Alternative investments are not suitable for all investors.

The S&P 500 Index is generally considered representative of the U.S. stock market.

MSCI World Index is a market capitalization weighted index composed of companies representative of the market structure of 21 developed market countries in North America, Europe, and the Asia/Pacific region.

The principal risks of investing in the Calamos Market Neutral Income Fund include: equity securities risk consisting of market prices declining in general, convertible securities risk consisting of the potential for a decline in value during periods of rising interest rates and the risk of the borrower to miss payments, synthetic convertible instruments risk, convertible hedging risk, covered call writing risk, options risk, short sale risk, interest rate risk, credit risk, high yield risk, liquidity risk, portfolio selection risk, and portfolio turnover risk.
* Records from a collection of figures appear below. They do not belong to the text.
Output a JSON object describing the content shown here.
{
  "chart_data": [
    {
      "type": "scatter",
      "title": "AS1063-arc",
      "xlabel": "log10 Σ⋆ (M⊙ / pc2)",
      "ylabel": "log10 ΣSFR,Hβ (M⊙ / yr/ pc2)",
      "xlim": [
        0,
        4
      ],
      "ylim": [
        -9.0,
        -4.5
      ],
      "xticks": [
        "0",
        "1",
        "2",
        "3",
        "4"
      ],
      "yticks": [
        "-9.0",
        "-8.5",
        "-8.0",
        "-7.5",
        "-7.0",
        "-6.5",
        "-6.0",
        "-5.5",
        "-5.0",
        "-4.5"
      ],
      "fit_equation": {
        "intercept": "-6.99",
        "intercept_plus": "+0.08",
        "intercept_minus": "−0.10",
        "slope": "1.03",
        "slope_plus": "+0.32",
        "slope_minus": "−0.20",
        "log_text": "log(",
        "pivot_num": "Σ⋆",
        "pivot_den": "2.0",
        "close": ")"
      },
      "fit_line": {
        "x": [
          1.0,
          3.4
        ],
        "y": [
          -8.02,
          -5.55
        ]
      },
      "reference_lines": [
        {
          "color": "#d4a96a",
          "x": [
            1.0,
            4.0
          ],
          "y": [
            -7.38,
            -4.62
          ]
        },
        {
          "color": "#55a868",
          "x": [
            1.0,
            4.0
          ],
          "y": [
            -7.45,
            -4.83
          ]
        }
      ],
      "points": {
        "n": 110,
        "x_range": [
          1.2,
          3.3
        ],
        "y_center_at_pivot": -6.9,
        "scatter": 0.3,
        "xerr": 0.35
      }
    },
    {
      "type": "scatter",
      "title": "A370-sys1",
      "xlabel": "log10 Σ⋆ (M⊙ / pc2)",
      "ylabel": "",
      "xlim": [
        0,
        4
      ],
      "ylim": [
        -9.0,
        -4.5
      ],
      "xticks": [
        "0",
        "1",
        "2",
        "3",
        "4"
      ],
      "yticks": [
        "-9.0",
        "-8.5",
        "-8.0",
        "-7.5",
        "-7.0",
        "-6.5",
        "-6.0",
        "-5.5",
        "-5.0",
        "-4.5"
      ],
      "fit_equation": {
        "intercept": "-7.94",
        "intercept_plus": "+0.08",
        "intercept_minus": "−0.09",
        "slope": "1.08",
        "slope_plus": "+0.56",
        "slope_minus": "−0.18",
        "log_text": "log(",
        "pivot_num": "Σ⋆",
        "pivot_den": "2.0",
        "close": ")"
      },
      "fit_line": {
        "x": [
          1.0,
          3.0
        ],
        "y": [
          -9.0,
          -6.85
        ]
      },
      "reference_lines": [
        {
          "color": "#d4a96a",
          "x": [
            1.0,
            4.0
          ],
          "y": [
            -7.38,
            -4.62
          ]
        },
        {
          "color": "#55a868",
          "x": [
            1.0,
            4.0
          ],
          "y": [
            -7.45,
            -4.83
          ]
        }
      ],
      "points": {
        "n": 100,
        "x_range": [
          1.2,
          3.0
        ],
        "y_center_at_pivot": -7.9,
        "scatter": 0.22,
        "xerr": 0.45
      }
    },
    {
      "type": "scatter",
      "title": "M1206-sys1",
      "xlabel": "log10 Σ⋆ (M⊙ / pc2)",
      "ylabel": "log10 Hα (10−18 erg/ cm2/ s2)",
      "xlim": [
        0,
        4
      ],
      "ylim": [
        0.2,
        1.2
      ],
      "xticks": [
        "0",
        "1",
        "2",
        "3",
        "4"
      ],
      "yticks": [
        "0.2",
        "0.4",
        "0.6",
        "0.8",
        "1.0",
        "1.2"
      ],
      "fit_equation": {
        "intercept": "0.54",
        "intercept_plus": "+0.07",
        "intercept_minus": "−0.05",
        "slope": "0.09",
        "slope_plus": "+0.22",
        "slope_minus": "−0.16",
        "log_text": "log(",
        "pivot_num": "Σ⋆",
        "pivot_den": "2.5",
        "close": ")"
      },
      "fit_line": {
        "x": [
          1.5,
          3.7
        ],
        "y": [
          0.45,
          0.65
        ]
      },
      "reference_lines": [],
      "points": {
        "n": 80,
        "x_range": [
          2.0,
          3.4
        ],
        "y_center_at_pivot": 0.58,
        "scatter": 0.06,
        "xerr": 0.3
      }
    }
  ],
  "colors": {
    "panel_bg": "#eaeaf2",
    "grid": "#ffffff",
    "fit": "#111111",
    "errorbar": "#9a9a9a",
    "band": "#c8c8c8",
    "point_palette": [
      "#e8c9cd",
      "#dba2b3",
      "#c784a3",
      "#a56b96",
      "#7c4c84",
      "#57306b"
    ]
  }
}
Convertible Arbitrage Risk: If the market price of the underlying common stock increases above the conversion price on a convertible security, the price of the convertible security will increase. The fund's increased liability on any outstanding short position would, in whole or in part, reduce this gain.

Hedged Equity Risk: As the writer of a covered call option on a security, the fund foregoes, during the option's life, the opportunity to profit from increases in the market value of the security, covering the call option above the sum of the premium and the exercise price of the call.

Alpha is a measurement of performance on a risk adjusted basis. A positive alpha shows that performance of a portfolio was higher than expected given the risk. A negative alpha shows that the performance was less than expected given the risk.

Convertible arbitrage involves purchasing a mispriced convertible bond (long position) and simultaneously short-selling a calculated number of shares of the stock. As the manager waits for the prices to converge, the portfolio is insulated from price movements of the underlying stock. Using this technique, a manager seeks to enhance income and to hedge (or reduce) equity market risk.

Hedged equity involves selling (or "writing") a call option against an equity the writer holds. When managers sell a call option, they earn a premium from the option sale. If the shares trade below the strike price, the option will expire worthless and they keep the premium from the option and retain the security. If the share price exceeds the strike price, the buyer will likely exercise the option and the seller must sell the shares at the strike price. To hedge the risk, managers could also purchase put options to protect against significant equity market declines.

The principal risks of investing in Calamos Phineus Long/Short Fund include: equity securities risk consisting of market prices declining in general, short sale risk consisting of potential for unlimited losses, foreign securities risk, currency risk, geographic concentration risk, other investment companies (including ETFs) risk, derivatives risk, options risk, and leverage risk.

The principal risks of investing in the Calamos Hedged Equity Fund include: covered call writing risk, options risk (see definition below), equity securities risk, correlation risk, mid-sized company risk, interest rate risk, credit risk, liquidity risk, portfolio turnover risk, portfolio selection risk, foreign securities risk, American depository receipts, and REITs risks.

Options Risk—the Fund's ability to close out its position as a purchaser or seller of an over-the-counter or exchange-listed put of call option is dependent, in part, upon the liquidity of the options market. There are significant differences between the securities and options markets that could result in an imperfect correlation among these markets, causing a given transaction not to achieve its objectives. The Fund's ability to utilize options successfully will depend on the ability of the Fund's investment advisor to predict pertinent market movements, which cannot be assured.